To demonstrate the associativity we need to show that x • (y • z) is the same thing as (x • y) • z. So consider

x • (y • z) = x + (y • z) + rx(y • z)

= x + y + z + ryz + rx(y + z + ryz)

= x + y + z + r(yz + xy + xz) + {r}^{2}xyz

and (x • y) • z = (x • y) + z + r(x • y)z

= x + y + rxy + z + r(x + y + rxy)z

= x + y + z + r(xy + xz + yz) + {r}^{2}xyz.

The two RHSs are equal, showing that the operation • is associative.

Firstly, suppose that x = −{r}^{−1}. Then

x • y = −\frac { 1 }{ r } + y + r \left( −\frac { 1 }{ r } \right) y = −\frac { 1 }{ r } + y − y = −\frac { 1 }{ r }.

Similarly y = −{r}^{−1} ⇒ x • y = −{r}^{−1}.

Secondly, suppose that x • y = −{r}^{−1}. Then

x + y + rxy = −{r}^{−1},

rx + ry + {r}^{2}xy + 1 = 0,

(rx + 1)(ry + 1) = 0,

⇒ either x = −{r}^{−1} or y = −{r}^{−1}.

Thus x • y = −{r}^{−1} ⇐⇒ (x = −{r}^{−1} or y = −{r}^{−1}).

If S = {real numbers \neq −{r}^{−1}}, then

(i) Associativity under • has already been shown.

(ii) If x and y belong to S, then x • y is a real number and, in view of the second result above, is \neq −{r}^{−1}. Thus x • y belongs to S and the set is closed under the operation •.

(iii) For any x belonging to S, x •0 = x+0+rx0 = x.
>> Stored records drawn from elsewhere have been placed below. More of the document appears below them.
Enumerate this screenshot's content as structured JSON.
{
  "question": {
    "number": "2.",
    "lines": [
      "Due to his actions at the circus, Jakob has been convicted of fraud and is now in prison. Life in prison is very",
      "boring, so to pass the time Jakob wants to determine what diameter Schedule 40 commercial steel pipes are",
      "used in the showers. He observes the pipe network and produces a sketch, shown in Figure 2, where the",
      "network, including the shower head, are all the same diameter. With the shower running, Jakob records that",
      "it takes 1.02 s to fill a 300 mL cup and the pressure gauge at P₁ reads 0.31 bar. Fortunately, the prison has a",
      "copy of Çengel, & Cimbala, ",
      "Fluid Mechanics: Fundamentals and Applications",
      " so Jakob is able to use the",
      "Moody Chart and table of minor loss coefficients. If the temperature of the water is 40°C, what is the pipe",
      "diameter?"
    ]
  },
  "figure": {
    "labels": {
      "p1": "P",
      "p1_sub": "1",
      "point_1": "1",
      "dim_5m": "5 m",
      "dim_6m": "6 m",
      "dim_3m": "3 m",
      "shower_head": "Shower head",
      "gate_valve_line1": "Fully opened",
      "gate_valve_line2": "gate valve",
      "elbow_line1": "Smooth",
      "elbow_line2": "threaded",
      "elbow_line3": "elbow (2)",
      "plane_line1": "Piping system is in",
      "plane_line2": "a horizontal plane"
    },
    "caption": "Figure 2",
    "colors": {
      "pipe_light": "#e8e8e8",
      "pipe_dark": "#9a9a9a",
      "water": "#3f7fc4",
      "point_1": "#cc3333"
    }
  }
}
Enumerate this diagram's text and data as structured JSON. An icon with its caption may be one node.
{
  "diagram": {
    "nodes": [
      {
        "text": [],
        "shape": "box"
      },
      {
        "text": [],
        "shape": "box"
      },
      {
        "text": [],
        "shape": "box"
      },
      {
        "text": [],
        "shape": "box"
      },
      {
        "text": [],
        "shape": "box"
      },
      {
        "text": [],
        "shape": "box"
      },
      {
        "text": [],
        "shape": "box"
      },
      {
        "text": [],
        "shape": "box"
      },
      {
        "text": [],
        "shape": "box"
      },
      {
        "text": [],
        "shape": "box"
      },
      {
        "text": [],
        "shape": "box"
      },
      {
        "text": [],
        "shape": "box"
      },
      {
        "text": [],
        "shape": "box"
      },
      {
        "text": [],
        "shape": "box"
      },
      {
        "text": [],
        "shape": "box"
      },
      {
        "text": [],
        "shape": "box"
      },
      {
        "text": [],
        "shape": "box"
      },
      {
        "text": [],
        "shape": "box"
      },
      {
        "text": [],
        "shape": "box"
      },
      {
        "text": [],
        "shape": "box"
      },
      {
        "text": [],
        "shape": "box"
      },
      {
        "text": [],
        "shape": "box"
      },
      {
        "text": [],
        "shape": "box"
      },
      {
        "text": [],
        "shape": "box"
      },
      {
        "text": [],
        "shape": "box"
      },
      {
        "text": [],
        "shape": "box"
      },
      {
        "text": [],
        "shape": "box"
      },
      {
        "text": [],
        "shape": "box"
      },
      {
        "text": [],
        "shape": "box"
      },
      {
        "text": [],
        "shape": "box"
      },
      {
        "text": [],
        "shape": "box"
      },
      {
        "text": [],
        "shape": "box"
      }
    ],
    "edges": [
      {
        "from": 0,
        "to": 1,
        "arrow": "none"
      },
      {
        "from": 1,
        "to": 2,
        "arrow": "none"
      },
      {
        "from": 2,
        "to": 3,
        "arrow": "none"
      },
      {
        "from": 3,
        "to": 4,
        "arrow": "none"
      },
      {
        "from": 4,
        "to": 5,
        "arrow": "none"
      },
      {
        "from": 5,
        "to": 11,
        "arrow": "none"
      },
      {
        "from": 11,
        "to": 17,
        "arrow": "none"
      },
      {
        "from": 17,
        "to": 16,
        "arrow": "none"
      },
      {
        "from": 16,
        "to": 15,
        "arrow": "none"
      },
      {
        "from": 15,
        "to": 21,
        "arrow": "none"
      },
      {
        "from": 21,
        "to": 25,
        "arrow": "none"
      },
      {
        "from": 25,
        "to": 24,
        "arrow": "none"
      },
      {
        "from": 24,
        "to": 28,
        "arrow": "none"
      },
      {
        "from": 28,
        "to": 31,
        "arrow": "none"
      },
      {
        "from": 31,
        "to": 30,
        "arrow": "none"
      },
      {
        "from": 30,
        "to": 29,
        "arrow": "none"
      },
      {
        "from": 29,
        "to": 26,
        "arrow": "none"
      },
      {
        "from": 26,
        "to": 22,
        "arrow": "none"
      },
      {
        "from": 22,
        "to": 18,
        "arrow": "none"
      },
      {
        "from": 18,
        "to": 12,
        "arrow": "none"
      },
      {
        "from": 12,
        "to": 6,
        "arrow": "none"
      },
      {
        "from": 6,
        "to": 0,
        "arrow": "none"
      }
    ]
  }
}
Thus 0 is an identity element.

(iv) An inverse {x}^{−1} of x must satisfy x • {x}^{−1} = 0, i.e.

x + {x}^{−1} + rx{x}^{−1} = 0 ⇒ {x}^{−1} = − \frac { x }{ 1+rx } .

This is a real (finite) number since x \neq −{r}^{−1} and, further, {x}^{−1} \neq −{r}^{−1}, since if it were we could deduce that 1 = 0. Thus the set S contains an inverse for each of its elements.

These four results together show that S is a group under the operation •.